Thursday, December 15, 2005

Ode to Johnny Cash



Johnny Cash was a man, my momma told me. She told me on a hot day in July, while the fan creaked and the breeze drawin’ through was only a sweet whisper of what nature could do.

So there we was, I’s picking my teeth, cussin’ about the heat, hair all matted but we didn’t care, it’s not like we was goin’ anywhere. Momma poured a cup of cheap vermouth, put it to her lips once or twice, but her eyes didn’t move. She seemed intent on not movin’ at all, but I still had some piss left in me being young some, so I turned and called,

“Momma, who’s a man? To you, I mean. not 'what’s a man', I know that, I ain’t dumb, who’s the realest man you ever seen?”

Her eyes closed and she sighed, like it were too much to think, but I knew something was turnin’ inside, with momma it always did. She thinks when she sleeps as well as awake, remembers all birthdays, weddings, wakes. So she looks over at me after a mighty long spell, wiped her brow, lowered her cup and proceeded,

“Hell.”


“It weren’t yer daddy, he took off and ran, never paid for you kids, he wasn’t no man.”
“It wasn’t old pappy, he was whipped like a calf, did what momma always wanted, he weren’t better, that half”

“I’d say a real man stands up to his ghosts, don’t cry in the face of any old folk, is tender when needed, when healin’ a sprain, but ain’t soft in the head about it, just eases the pain.
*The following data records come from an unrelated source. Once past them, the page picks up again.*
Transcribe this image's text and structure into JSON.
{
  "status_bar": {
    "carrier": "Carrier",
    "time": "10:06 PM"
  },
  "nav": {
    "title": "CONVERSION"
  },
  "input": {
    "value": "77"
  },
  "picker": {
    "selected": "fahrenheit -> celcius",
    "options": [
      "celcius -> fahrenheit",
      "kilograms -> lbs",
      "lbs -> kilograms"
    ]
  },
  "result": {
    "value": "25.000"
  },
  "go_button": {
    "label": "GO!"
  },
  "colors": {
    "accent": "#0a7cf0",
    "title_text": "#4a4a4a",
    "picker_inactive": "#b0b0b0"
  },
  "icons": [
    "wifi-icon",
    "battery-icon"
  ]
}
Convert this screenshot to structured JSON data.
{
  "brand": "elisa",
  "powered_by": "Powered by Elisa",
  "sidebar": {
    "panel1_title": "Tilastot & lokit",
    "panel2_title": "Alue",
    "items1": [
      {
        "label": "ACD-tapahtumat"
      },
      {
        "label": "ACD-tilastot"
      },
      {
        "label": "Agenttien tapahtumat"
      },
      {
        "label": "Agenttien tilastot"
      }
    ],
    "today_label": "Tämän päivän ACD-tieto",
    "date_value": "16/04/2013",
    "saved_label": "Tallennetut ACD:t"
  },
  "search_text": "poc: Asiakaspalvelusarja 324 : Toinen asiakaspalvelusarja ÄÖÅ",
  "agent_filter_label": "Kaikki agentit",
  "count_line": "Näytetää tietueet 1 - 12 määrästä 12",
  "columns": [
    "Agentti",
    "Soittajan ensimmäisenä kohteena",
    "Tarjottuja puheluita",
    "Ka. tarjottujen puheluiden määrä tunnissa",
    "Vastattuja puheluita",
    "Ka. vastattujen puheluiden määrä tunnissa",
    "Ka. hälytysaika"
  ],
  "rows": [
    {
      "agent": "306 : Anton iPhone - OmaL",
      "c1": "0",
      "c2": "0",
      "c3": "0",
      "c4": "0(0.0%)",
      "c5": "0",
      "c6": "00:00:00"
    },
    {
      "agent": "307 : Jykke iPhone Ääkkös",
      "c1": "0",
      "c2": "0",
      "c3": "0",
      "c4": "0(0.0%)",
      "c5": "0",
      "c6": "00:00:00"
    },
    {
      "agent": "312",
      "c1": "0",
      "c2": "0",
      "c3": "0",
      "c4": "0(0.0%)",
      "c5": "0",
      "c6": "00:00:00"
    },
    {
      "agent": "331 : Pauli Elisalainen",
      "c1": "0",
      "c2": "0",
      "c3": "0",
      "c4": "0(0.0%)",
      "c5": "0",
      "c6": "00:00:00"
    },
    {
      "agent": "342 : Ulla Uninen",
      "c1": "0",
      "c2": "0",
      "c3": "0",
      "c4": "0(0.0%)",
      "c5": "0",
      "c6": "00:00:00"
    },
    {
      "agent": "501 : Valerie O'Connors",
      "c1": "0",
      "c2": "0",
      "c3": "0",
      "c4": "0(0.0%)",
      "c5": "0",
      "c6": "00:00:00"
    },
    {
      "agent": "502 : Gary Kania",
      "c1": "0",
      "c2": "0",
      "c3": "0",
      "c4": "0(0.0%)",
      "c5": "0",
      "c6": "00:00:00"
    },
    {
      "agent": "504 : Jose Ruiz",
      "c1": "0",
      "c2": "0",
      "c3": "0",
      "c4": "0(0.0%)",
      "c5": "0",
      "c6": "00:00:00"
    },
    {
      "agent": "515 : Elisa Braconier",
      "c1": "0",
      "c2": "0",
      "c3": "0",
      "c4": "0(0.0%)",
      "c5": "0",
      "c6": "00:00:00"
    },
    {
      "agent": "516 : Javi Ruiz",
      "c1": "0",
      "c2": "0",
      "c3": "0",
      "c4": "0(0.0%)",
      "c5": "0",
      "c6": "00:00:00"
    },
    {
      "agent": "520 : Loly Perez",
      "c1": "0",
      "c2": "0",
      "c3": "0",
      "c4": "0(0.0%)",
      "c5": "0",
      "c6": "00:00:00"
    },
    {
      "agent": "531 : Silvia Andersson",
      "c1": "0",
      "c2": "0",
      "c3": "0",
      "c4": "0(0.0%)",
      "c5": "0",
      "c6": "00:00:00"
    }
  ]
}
Gets up to his feet when knocked straight down, but don’t run into that fist again, just holds his ground.

Maybe he been to jail, spent time in the poke, but he learned from the slammer, it weren’t no joke, he’ll get his shit straight, be man about town, we’ll all know he’s better for it all, we’ll want him around.

He’s stared good and bad straight in the maw; he can tell the difference all right, he knows what he saw. He knows the bad ain’t worth it (cause he’s been there) and the good’s only worth it if it’s ready to share.

He’s long and lean, don’t give in to his sins, he keeps a fit mind about him, and the vessel it’s in. He keeps movin’ along, takes comments in stride, does one thing well, but handles his pride...

A voice like thunder rollin' slowly in, hands big enough to cradle a little baby in...

He don’t need no woman, but with one he’s fine, devoted 'til death, he walks the line.”

With this she laid back, issued a sigh and went back to nappin’, not aware of the impression on this young boy that happened. A real man’s an solid oak of humility, tenderness and class, a gent none other than the great Johnny Cash.


...I'm still tryin', Johnny, but it's hard.

2 Comments:

Blogger jj said...

I love Johnny Cash. Ring of Fire was the first record that I listened to on my own. I do not think I have spent more than one minute worrying about being a woman and what that means. But I know my sons fret about what being a real man means. And I have dated men that worry and have books about being a man on their night stands, which is truly a sexual turn-off. Being a man doesn’t have anything to do with looks or height or dick size it is something else. You never looked at Johnny Cash and wondered if he was a real man. Oh, excellent writing by the way. jj

but who is to say if he knew how to roundhouse kick?

11:46 AM  
Blogger Blog Monkey said...

johnny didn't need to roundhouse, that voice knocked 'em down.

my grandfather could stop a man in his tracks with a stern voice and a hard look.

i think we've become so emasculated over the last 20 years, that the books are filling the void. but what better way of selling shit if society pulls the rug out from under their sexuality? look at the glamour/makeup market! now, they've found a way to do that to men. sad but true.

johnny, come back and show us how it's done!